Good harvests are essential for all human life and we have got used to them. If harvests are poor in one place they are good in another and our one world economy ensures that those who can pay will get what they need. But will this situation continue? As the climate changes and weather systems fall into chaotic extremes, how reliable will our harvests be in the not too distant future? When we see, as we do today, thousands of human beings pressing for entry into countries like ours, how often do we realise why? Increasing numbers of them are leaving places where extremes of climate and weather-related catastrophes are destroying harvests and turning farms into desert. Even before our own harvests are hit we are struggling to deal with other people’s loss of theirs. Pulling up the drawbridge won’t help. Only limiting the effects of climate change can do that, and there isn’t much time even when there is the political will.

In the past we have looked to overseas aid, charitable bodies and other sources of famine relief to alleviate the effects of natural and man-made disasters. No doubt this will continue, thanks to human concern and the amazing generosity with which appeals for help are greeted. But this won’t be enough if nothing is done – not so much to save the planet (which is in no danger) but to save the human community from the consequences of our own past ignorance and our present folly.

Love calls forth generosity when disaster strikes. People respond to their neighbour’s misfortune – wherever and whoever their neighbour may be. That is the Christian way. It is also the Muslim way and the Jewish way and the Buddhist way and the Hindu way and the Sikh way – and so on through the various revelations, just so long as they are true to their essential spirit.
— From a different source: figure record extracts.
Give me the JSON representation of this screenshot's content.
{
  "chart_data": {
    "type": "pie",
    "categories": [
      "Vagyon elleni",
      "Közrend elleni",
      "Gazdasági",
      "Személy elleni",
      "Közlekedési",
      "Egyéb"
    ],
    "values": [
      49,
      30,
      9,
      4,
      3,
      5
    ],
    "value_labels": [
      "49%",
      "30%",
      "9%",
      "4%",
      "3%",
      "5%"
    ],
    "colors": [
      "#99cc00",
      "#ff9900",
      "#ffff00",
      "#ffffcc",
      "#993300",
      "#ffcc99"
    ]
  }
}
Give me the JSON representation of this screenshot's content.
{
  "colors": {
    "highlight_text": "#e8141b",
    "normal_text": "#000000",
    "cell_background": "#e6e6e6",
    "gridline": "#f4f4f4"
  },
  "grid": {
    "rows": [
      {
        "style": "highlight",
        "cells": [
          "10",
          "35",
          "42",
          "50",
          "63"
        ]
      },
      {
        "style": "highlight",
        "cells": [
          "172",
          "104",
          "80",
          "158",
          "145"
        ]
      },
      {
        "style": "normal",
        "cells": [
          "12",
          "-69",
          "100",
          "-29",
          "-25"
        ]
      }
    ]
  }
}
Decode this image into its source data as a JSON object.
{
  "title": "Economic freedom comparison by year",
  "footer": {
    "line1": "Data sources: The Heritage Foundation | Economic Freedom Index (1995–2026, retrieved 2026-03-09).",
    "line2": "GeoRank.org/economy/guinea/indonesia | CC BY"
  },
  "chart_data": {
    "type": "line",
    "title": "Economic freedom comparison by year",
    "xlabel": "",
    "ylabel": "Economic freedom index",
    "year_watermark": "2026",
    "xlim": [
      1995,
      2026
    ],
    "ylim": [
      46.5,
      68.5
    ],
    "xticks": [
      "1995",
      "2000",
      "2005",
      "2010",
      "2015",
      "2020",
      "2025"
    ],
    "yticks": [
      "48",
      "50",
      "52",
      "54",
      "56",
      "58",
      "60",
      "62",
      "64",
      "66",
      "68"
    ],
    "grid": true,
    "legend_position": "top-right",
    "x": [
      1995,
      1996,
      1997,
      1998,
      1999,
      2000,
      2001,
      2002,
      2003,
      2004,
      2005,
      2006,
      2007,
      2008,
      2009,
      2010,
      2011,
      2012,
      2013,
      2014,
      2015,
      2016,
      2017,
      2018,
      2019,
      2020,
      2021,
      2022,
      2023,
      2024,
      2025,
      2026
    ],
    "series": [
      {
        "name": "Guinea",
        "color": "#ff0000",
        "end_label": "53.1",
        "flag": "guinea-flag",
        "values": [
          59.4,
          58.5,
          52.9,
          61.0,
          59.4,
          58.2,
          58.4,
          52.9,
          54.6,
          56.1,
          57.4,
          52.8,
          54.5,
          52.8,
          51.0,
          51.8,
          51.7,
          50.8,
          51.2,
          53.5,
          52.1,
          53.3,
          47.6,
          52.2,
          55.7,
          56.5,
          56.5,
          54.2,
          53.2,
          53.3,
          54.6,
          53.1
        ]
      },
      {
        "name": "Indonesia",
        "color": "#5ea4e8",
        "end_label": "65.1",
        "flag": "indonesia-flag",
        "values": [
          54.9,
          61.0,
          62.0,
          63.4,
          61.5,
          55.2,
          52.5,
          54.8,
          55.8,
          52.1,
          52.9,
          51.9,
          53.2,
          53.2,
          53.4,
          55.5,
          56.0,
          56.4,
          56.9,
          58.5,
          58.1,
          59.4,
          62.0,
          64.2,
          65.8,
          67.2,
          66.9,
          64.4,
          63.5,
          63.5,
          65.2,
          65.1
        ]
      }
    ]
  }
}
Or, if you prefer, it is the humane way, or the human way if, in any way, we see our shared humanity as something to be treasured, respected and acted upon.

It sometimes seems that the future is bleak, with a burning planet descending into a chaos of social disintegration, environmental collapse and war as the Four Horsemen of the Apocalypse ride out. But it needn’t be like this. We have a fund of knowledge, a fund of wisdom and a fund of love to tap into, if we will. We can’t avoid all the evil effects of what we’ve done to the planet, it’s too late for that, but it is not beyond us to keep it habitable, beautiful and bountiful, rich in its diversity of living things. This is the harvest on which all our other harvests depend. And if enough people care, enough people see the writing on the wall, then there is hope. May we be among them. As Jesus said, “The harvest is great but the labourers are few. Beseech the Lord, therefore, to send out labourers to the harvest.” (Thomas 73).